My tank has leaked pretty good leaks off its corner part on the stand. And i couldn't figure out where it was coming from.. The seals.. or a small crack. And i finally had a bad leak today. And my fish and all items and rocks are out in buckets. And my tank is by itself. And i was wondering how i could seal a tank on the seals on glass AND the black trim on bottom and top of tank. Water is coming out of the trim area so that must be a leak in cocking too. And when pressure is on the side it leaked badly. So why i post is i got to cocking or glue and its 12 am. And walmart is far away. any ideas on a temp way to seal this up or ideas? My heater broke cause wetness and so i got cichlids in few buckets with hair going into it. But i need help on tank:/ i know tape isn't good and not safe and probably wouldn't work the best. But could i tape the seams and lay rocks over it. If i did this i d need the tank to last till friday morning. but if not i can do emergency travel and get glue or whatever will work. edit part- if i was to be able to keep them in buckets and get a heater of some sort... there only two 5 galon buckets... so not much to old the fish. But if i was able to wait few days. what is better for my tank. I need to seal the inside with seal of some kind or silicone. And i want to seal the black frame on top and bottom. Can both be done with silicone? Or do i need two different things? Or glue on outside and silicone on inside please tell me


----------



## goldtopper (Jun 27, 2008)

This exactly happenned to me last night! same place. Turned out that the silicone leak was the verticle side joint. The water travelled down and collected in the trim on the bottom right.
The more I thought about it, I said screw it and went and bought a new replacement tank.
I'll repair the old one, but didn't want all of my fish in assorted bins overnight.


----------



## kingpoiuy (Jun 9, 2008)

Tape or glue will NOT work. You have to use silicone if it is a glass tank and you have to remove all the old silicone before you reseal it. If you don't think this is something you can do then I'd suggest selling it and buying a bigger tank.

What size is it?


----------



## wishart (Jul 30, 2008)

the tank in question is 30 gal. I got a 55 community tank. And 30 gal cichlid tank. And i know iam just opening my fish live in bucket in such close in area 5 gal bucket :-? and until then ill get silicone. Anyone know good cheap kind thats good. I seen aquarium silicone on walmart site. But only get it online.


----------



## kingpoiuy (Jun 9, 2008)

Petco has it. Not sure about anyone else cause that's closest to my home so I usually check there first.


----------



## wishart (Jul 30, 2008)

does anyone know what i can get at walmart. Iam going there in 12 hours almost.
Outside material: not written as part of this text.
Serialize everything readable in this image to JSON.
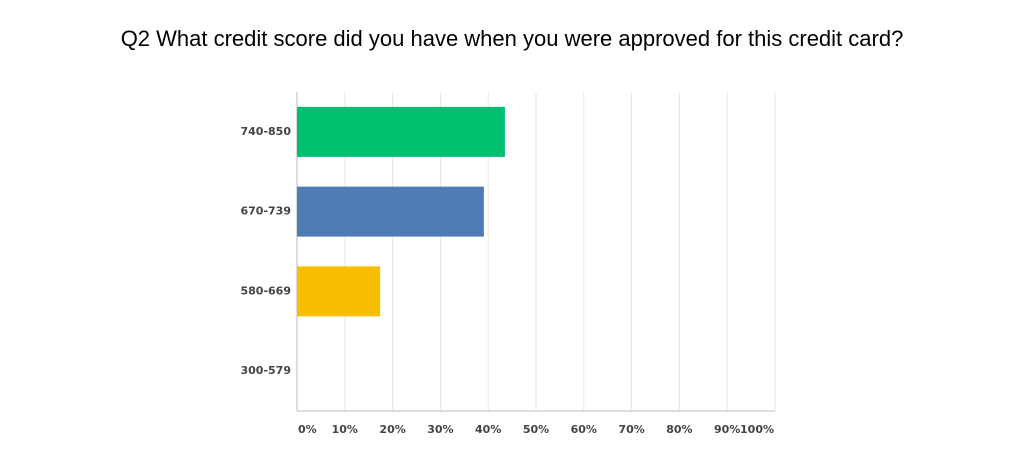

And i wanna know what kind of sealing stuff i should get. I check walmart online and it had aquarium glue but only online. So sense theres nothing in fish section. What should i be looking for in the house section in walmart.. like sealing windows or tanks or what not to get and clear or non clear.. or how much any help be great otherwise i just ask the guy what silicone i buy for tank and he can ruin my tank:/


----------



## DJRansome (Oct 29, 2005)

Buying silicone made for something other than aquariums is cheaper, but risky. I've had it work, and I've had it kill my fish. I learned my lesson and will pay a little more. Try a serious local fish store.

There is a sticky on aquarium silicone I think in the Tank section...very long...with posts about the good kind and the bad kind. I've posted there several times. Whatever you do, avoid silicone with mildew-i-cide or mold killer. The bad stuff I used said it had "bio-seal".


----------



## wishart (Jul 30, 2008)

okay thanks so far guys:0 Even tho i got sad news.. 1 my fish died. From fight in bucket i was out getting something and came back with a floaty fish iam so bad and upset.


----------